The aforementioned article 1585 of the Civil Code undoubtedly refers to the
provisions of the regulations just cited.

When legal regulations prohibit even a usurious contract and all abuses prejudicial
to subordinates and servant, in connection with their salaries and wages, it will be
understood at once that the compact whereby service rendered by a domestic
servant in the house of any inhabitant of this country is to be gratuitous, is in all
respects reprehensible and censurable; and consequently, the contention of the
plaintiff, that until the defendant shall have paid him her debt she must serve him in
his house gratuitously is absolutely inadmissible.

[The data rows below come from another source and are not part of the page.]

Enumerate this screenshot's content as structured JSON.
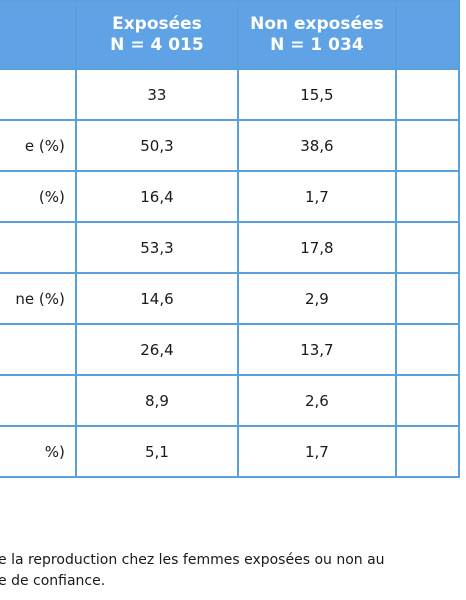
{
  "table": {
    "headers": [
      {
        "line1": "",
        "line2": ""
      },
      {
        "line1": "Exposées",
        "line2": "N = 4 015"
      },
      {
        "line1": "Non exposées",
        "line2": "N = 1 034"
      },
      {
        "line1": "",
        "line2": ""
      }
    ],
    "rows": [
      {
        "label": "",
        "exposed": "33",
        "non_exposed": "15,5"
      },
      {
        "label": "e (%)",
        "exposed": "50,3",
        "non_exposed": "38,6"
      },
      {
        "label": "(%)",
        "exposed": "16,4",
        "non_exposed": "1,7"
      },
      {
        "label": "",
        "exposed": "53,3",
        "non_exposed": "17,8"
      },
      {
        "label": "ne (%)",
        "exposed": "14,6",
        "non_exposed": "2,9"
      },
      {
        "label": "",
        "exposed": "26,4",
        "non_exposed": "13,7"
      },
      {
        "label": "",
        "exposed": "8,9",
        "non_exposed": "2,6"
      },
      {
        "label": "%)",
        "exposed": "5,1",
        "non_exposed": "1,7"
      }
    ]
  },
  "footnote": {
    "line1": "e la reproduction chez les femmes exposées ou non au",
    "line2": "e de confiance."
  }
}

The trial record discloses no legal reason for the rejection of the findings of fact and
of law contained in the judgment appealed from, nor for an allowance of the errors
attributed appealed from, nor for an allowance of the errors attributed thereto; on
the contrary, the reasons hereinabove stated show the propriety of the said
judgment.

For the foregoing reasons, and accepting those set forth in the judgment appealed
from, it is proper, in our opinion, to affirm and we hereby affirm the said judgment,
with the costs against the appellant.

Arellano, C. J., Johnson, Moreland and Trent, JJ., concur.